Radioman 3rd Class Art O’Hara, a brash radioman who’s always toting a cigarette on his lip, wakes in a seedy San Francisco motel room. Realizing he’s AWOL, he makes a mad dash to catch his ship just before it heads to sea. Readers ride pillion on this rapid-fire opening to a novel that gains momentum with every page as O’Hara and his fellow sailors embark for the Marianas aboard the USS Atwood. At the outset, life aboard ship doesn’t seem too onerous: O’Hara finds opportunities to shirk work, badger underlings, ponder the mysterious crate in the cargo hold and watch newbies vomit over the railing. Within days of delivering its cargo, the Atwood leaves for the Leyte Gulf. It never reaches its destination. Just after midnight, two torpedoes strike, swiftly sinking the Atwood as men grab life jackets and jump ship. Ocean currents and confusion about whether the distress signal went out leave the survivors wondering if they’ll be rescued, while treading water under a merciless sun. With each day that passes, more men die from their wounds or get picked off by ever-present sharks. Delusions set in: Some men bargain with the Almighty, while others retreat into their imaginations. O’Hara’s fantasy of driving to Montana with his parents gradually merges into memory, and we learn of his love for Atsuko, a young Japanese woman whom he’d met at a dance—a poignant subplot that encapsulates conflicted American attitudes in 1945. Author Loranger, a former Navy man, presents his fictionalized history of the USS Indianapolis with meticulous detail, rich naval lore and bantering humor, and he infuses it with a poetic beauty.
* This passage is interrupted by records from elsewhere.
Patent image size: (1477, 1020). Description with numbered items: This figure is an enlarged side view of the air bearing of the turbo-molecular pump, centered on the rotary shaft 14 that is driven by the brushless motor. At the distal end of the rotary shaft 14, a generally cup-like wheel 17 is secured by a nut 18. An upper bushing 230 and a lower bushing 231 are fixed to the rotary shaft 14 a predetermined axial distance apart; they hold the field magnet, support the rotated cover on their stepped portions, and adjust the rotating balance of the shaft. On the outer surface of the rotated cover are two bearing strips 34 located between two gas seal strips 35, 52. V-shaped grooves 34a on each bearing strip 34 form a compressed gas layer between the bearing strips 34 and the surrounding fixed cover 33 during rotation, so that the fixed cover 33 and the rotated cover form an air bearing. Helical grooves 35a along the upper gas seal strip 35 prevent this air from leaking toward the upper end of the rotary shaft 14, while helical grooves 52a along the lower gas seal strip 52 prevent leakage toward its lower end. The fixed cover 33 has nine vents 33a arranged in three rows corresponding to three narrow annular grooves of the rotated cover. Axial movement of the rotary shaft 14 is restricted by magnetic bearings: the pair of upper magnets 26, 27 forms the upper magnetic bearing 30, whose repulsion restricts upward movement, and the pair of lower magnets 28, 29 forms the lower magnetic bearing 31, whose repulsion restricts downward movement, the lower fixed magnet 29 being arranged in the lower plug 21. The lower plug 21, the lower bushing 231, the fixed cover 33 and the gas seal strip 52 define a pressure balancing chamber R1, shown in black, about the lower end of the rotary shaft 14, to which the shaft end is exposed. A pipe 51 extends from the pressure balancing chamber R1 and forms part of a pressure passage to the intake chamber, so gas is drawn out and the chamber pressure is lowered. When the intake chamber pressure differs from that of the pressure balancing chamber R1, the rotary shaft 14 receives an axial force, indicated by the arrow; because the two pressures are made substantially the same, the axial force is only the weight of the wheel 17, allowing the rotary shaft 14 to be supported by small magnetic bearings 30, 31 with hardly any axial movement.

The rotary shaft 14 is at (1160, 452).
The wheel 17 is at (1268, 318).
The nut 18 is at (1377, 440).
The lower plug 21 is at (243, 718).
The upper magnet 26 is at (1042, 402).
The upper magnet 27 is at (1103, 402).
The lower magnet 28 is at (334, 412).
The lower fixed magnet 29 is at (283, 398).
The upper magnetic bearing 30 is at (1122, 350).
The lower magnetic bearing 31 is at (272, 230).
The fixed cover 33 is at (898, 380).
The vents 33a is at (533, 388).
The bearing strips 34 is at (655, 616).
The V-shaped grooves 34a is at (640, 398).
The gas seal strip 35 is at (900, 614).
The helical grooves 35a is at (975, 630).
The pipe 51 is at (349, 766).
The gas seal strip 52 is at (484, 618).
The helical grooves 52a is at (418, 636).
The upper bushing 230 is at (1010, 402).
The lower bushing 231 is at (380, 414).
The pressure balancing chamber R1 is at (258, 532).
Swimming toward warmth, O’Hara thought “he could swim off the edge of the earth and float into the solar surface,” even while dorsal fins circled the “ivory whiteness of his feet...and he did not fault the sharks for coveting them.” After four torturous days in the water, the acceptance of death brings forgiveness, even to predators.
With harrowing suspense and an ending that is as satisfying as it is haunting, this seaman’s odyssey will leave readers pondering their own life choices and courage.